Parmi les élus, l’actrice américaine Natalie Portman, la présidente de la Banque centrale européenne, Christine Lagarde, et l’avocat Richard Malka se distinguent dans la promotion du 14 juillet, selon un décret du Journal Officiel.
Au total, cette promotion rassemble 619 bénéficiaires, parmi lesquels 518 sont décorés chevaliers. D’autres personnalités sont également rehaussées, avec 79 officiers, 16 commandeurs, 4 grands officiers et 2 grand’croix. Le professeur Serge Haroche, lauréat du prix Nobel de physique, et l’historienne Michelle Perrot, figure de proue dans l'étude de l'histoire des femmes, sont parmi les plus hautement décorés.
Eva Jospin, Rachida Brakni, Marius Trésor, Frank Lebœuf
Dans le domaine culturel, des personnalités comme le dramaturge Wadji Mouawad, l’artiste Éva Jospin, et le réalisateur Xavier Giannoli se voient également honorées. L’acteur Pierre Arditi se distingue au rang de commandeur.
Des journalistes de renom, tels que Siavosh Ghazi et Pierre Haski, reçoivent également la distinction. La scène sportive n’est pas en reste avec les footballeurs Marius Trésor et Frank Lebœuf, élevés au grade d'officiers.

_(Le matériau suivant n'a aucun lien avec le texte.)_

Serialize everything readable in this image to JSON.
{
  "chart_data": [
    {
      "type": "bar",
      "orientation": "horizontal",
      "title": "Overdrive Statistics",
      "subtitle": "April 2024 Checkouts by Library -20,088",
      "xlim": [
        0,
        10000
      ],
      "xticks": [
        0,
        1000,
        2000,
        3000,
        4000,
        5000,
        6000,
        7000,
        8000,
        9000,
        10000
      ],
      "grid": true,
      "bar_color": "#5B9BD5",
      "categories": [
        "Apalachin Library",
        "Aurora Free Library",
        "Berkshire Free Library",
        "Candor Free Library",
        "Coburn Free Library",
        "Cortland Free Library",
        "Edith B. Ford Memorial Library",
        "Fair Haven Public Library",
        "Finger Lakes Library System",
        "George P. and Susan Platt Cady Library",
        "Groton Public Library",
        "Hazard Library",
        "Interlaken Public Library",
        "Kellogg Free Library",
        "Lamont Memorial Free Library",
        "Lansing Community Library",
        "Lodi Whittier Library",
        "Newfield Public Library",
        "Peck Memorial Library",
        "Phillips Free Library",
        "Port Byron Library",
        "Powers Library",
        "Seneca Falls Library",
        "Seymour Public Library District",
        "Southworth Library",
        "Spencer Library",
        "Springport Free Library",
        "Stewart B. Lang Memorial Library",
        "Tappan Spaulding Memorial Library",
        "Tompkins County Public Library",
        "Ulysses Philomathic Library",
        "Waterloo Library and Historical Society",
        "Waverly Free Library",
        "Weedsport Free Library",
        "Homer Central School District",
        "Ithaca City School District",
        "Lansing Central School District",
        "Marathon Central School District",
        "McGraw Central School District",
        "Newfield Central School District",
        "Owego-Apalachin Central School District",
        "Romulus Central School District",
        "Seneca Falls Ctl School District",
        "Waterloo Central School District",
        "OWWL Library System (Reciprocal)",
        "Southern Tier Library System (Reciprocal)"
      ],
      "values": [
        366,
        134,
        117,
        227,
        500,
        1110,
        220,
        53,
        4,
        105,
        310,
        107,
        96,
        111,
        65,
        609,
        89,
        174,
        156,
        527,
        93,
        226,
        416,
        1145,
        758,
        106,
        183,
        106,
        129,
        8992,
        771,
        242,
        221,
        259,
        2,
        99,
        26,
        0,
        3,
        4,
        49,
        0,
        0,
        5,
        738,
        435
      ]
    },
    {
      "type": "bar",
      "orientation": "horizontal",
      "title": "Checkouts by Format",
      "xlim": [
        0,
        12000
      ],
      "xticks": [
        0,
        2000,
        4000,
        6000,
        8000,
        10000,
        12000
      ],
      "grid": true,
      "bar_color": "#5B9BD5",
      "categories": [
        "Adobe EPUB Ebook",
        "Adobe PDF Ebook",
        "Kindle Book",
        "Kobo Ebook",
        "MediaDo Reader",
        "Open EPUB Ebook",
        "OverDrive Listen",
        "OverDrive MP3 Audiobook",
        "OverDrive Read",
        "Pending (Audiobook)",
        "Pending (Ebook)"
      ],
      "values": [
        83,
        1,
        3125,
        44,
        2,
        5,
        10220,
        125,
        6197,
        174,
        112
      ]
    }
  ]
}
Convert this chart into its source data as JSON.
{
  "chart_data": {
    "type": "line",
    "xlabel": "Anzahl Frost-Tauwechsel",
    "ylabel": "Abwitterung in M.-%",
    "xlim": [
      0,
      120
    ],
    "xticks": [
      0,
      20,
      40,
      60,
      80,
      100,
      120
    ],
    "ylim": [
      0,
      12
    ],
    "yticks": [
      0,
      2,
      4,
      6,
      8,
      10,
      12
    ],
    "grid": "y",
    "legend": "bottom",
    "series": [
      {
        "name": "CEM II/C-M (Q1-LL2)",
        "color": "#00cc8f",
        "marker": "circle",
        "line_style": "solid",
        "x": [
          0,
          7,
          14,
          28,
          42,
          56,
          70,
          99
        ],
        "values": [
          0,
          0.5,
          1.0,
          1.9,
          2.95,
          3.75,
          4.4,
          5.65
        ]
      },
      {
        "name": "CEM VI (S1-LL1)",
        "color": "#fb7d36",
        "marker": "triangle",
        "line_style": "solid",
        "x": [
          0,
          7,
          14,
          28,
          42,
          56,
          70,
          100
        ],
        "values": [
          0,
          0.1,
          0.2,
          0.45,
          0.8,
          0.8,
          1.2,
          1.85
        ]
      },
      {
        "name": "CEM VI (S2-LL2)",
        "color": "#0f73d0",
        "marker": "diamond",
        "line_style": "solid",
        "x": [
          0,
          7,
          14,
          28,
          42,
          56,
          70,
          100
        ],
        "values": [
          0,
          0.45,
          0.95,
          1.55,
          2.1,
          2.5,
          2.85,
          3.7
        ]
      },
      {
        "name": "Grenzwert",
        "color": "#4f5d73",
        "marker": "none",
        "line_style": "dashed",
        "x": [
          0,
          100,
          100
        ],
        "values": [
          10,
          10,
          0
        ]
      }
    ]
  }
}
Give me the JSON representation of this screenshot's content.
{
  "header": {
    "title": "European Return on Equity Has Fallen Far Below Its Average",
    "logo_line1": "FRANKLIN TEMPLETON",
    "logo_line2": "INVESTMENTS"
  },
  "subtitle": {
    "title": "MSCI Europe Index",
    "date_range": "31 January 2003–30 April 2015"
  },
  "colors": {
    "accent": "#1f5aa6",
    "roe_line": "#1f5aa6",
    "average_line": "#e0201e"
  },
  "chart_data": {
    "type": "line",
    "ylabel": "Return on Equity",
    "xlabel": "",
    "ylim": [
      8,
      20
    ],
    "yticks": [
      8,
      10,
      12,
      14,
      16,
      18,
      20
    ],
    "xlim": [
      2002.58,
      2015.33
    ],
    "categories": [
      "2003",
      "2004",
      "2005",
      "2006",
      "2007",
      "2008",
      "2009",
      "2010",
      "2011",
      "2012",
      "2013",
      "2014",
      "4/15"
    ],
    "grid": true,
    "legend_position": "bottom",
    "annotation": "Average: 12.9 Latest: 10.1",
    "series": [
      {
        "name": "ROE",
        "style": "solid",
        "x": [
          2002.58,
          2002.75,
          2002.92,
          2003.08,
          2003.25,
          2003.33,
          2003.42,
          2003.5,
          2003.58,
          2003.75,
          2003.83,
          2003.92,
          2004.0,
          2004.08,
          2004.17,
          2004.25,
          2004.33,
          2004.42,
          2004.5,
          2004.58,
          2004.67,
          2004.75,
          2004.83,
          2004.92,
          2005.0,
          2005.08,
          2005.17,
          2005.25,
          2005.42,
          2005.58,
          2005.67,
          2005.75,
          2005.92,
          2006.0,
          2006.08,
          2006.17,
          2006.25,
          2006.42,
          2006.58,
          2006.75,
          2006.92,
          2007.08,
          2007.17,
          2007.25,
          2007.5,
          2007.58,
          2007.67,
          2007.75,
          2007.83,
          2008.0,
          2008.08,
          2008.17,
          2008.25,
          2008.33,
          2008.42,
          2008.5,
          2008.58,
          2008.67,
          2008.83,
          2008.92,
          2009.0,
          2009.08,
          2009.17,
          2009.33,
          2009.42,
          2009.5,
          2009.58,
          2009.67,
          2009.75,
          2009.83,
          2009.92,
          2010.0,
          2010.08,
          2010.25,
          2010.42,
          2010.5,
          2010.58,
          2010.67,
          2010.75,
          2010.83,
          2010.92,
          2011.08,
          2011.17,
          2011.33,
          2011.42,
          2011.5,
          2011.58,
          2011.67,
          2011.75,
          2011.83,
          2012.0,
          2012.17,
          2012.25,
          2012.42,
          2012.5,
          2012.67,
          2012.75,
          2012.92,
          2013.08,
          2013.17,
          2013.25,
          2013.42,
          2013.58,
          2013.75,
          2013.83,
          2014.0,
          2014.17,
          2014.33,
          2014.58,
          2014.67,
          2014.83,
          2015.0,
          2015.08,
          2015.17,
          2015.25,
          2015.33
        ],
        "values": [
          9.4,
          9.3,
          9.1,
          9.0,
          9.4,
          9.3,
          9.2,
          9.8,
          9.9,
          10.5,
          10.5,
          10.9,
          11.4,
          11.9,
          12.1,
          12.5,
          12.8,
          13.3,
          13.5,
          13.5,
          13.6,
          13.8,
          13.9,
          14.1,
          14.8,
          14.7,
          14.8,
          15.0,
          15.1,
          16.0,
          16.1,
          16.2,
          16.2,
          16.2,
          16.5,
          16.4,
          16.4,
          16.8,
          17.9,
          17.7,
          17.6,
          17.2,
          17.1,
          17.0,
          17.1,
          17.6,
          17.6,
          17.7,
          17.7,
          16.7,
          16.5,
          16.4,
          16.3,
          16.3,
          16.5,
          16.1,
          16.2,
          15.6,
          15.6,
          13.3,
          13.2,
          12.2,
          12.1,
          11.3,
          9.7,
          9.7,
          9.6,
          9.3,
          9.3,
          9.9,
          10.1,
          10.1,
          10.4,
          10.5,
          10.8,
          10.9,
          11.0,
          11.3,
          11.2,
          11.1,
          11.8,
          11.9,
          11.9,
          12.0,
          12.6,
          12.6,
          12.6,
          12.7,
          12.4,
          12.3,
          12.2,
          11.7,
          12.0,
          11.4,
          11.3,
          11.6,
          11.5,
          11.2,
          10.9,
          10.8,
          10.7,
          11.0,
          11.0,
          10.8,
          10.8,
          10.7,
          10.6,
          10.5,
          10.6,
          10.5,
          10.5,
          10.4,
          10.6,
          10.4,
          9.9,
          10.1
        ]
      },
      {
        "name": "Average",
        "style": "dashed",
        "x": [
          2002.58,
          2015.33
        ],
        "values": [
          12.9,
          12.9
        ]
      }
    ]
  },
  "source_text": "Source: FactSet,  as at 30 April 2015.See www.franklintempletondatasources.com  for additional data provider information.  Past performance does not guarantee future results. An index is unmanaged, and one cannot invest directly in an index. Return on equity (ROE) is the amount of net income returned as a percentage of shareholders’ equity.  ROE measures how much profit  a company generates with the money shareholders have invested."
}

Jean Leonetti, Jacqueline Gourault, François Gemenne
Sur le plan politique, le maire d’Antibes, Jean Leonetti, et l’ancienne ministre Jacqueline Gourault, sont parmi les honorés. Quelques scientifiques, comme François Gemenne et la médecin Ghada Hatem-Gantzer, sont également décorés chevaliers.
Dans le Centre-Ouest, Magalie Bouquin, ancienne maire de Maillet, fait partie des élus. Au total, 54 personnes ont été honorées pour leur initiative citoyenne, un chiffre qui marque une augmentation notable par rapport à l'année précédente.
Cette promotion inclut également une reconnaissance spéciale pour les harkis, avec 17 personnes décorées. Ce groupe, ayant servi pendant la guerre d’Algérie, a souvent souffert d’un traitement cruel et inhumain à la fin du conflit. Une reconnaissance tardive mais significative, alors qu'ils portent encore le poids des souvenirs douloureux.